Ⅳ.Common misunderstandings and pitfall avoidance guide
1. Myth 1: The higher the QoS level, the better
Truth: The overhead of QoS 2 is more than 5 times that of QoS 0! For example, we have done a test and found that 1,000 messages consume 30% more power with QoS 2 than with QoS 0.
2. Myth 2: QoS 1 will never lose messages
Truth: If the sender loses network connection after sending the message, PUBACK may not be received, and the message is actually lost. QoS 1 can only guarantee "at least once", but it may still fail in extreme cases.
3. Myth 3: The business layer does not need to handle duplication
Truth: QoS 1 duplicate messages must be handled by yourself! For example, when we were doing smart meter reading before, repeated instructions caused errors in electricity records.

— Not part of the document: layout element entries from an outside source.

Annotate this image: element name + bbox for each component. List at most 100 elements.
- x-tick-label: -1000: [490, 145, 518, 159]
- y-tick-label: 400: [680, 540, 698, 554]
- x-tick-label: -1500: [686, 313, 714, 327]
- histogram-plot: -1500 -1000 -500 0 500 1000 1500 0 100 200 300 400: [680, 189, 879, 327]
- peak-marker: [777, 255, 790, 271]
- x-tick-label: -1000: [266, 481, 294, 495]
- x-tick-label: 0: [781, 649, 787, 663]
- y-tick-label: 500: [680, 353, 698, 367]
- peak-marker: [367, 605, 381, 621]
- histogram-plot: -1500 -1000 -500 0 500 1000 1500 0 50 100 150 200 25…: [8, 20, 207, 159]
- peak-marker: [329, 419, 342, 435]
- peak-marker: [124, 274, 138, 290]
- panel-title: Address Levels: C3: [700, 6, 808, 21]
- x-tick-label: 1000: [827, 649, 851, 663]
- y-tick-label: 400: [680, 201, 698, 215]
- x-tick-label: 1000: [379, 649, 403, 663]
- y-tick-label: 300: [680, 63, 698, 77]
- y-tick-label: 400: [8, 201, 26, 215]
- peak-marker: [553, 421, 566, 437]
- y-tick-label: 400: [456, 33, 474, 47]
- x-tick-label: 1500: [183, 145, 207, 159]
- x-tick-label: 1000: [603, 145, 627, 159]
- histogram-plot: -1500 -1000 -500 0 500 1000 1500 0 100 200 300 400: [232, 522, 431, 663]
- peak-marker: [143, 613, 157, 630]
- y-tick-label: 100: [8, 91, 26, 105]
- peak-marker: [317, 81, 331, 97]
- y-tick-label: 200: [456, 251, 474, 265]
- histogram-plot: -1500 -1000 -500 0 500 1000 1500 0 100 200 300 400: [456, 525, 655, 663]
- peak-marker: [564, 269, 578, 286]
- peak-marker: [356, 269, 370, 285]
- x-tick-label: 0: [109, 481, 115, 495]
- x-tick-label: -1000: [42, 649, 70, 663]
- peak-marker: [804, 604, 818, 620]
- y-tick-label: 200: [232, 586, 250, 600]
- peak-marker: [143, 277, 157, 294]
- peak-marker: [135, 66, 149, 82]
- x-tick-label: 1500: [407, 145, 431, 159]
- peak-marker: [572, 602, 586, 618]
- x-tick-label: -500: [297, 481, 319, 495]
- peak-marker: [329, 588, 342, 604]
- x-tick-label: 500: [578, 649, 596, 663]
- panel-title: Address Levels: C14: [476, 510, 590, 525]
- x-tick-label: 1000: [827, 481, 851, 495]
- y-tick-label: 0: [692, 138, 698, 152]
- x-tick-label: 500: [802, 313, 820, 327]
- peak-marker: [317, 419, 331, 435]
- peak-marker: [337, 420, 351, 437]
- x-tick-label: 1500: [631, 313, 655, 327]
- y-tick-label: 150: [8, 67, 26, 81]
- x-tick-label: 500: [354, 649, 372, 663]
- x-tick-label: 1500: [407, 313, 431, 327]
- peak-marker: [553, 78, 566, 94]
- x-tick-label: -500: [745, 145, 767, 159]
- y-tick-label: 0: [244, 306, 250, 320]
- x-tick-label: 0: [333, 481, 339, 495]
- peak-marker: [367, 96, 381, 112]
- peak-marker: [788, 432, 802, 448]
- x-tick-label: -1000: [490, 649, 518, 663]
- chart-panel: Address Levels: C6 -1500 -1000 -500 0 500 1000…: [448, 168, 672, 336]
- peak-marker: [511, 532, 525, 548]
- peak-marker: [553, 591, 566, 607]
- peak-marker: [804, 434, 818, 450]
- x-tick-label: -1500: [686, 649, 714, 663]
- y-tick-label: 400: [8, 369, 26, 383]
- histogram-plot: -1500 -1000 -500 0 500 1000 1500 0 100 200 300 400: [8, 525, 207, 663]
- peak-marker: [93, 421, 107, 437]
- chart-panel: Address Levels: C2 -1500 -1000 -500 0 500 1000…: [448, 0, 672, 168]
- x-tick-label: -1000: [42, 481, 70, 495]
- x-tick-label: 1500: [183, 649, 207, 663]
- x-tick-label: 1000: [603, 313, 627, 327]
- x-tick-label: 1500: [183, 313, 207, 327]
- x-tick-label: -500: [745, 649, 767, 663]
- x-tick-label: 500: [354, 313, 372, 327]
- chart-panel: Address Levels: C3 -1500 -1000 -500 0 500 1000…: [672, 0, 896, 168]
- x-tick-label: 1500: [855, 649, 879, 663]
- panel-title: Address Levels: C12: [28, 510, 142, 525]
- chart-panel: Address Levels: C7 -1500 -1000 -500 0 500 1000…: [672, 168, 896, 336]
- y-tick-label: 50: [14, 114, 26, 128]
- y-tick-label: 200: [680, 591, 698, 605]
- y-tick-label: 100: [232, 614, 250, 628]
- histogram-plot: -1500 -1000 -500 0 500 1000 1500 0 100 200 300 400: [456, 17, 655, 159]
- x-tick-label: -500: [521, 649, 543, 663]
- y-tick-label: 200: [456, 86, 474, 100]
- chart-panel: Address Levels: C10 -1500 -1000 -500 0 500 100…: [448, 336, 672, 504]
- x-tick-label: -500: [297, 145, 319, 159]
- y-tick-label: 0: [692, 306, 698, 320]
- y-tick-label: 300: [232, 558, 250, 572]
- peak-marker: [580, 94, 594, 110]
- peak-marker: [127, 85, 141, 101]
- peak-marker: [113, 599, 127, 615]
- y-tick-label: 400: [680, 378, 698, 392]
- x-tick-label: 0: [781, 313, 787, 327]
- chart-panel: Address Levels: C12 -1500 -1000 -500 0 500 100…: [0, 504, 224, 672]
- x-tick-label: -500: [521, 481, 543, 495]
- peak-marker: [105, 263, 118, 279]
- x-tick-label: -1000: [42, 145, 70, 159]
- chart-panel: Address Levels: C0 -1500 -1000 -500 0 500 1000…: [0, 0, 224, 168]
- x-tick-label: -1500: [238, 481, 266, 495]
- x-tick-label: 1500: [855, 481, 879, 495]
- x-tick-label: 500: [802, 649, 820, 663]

Later, a "unique ID + cache check" was added to solve the problem.
Ⅴ. Summary
|
QoS level |
Features |
Suitable scenarios |
Notes |
|
QoS 0 |
Fast but unreliable |
Environmental monitoring, real-time video streaming |
Ensure that loss does not affect the overall business |
|
QoS 1 |
Guaranteed delivery but possible duplication |
Device control, status updates |
The business layer must handle duplicate messages |
|
QoS 2 |
Absolutely accurate but complicated process |
Financial transactions, medical data |
Consider device performance and network bandwidth |
Experience suggestions:
Suggestions for beginners: Practice with QoS 1 first, and then try QoS 2 after you are familiar with the protocol process.
Debugging tips: Use Wireshark to capture packets and look at the QoS handshake process to quickly locate problems.
Performance optimization: Do not use UUID for QoS 2 message IDs, use increasing integers to save memory.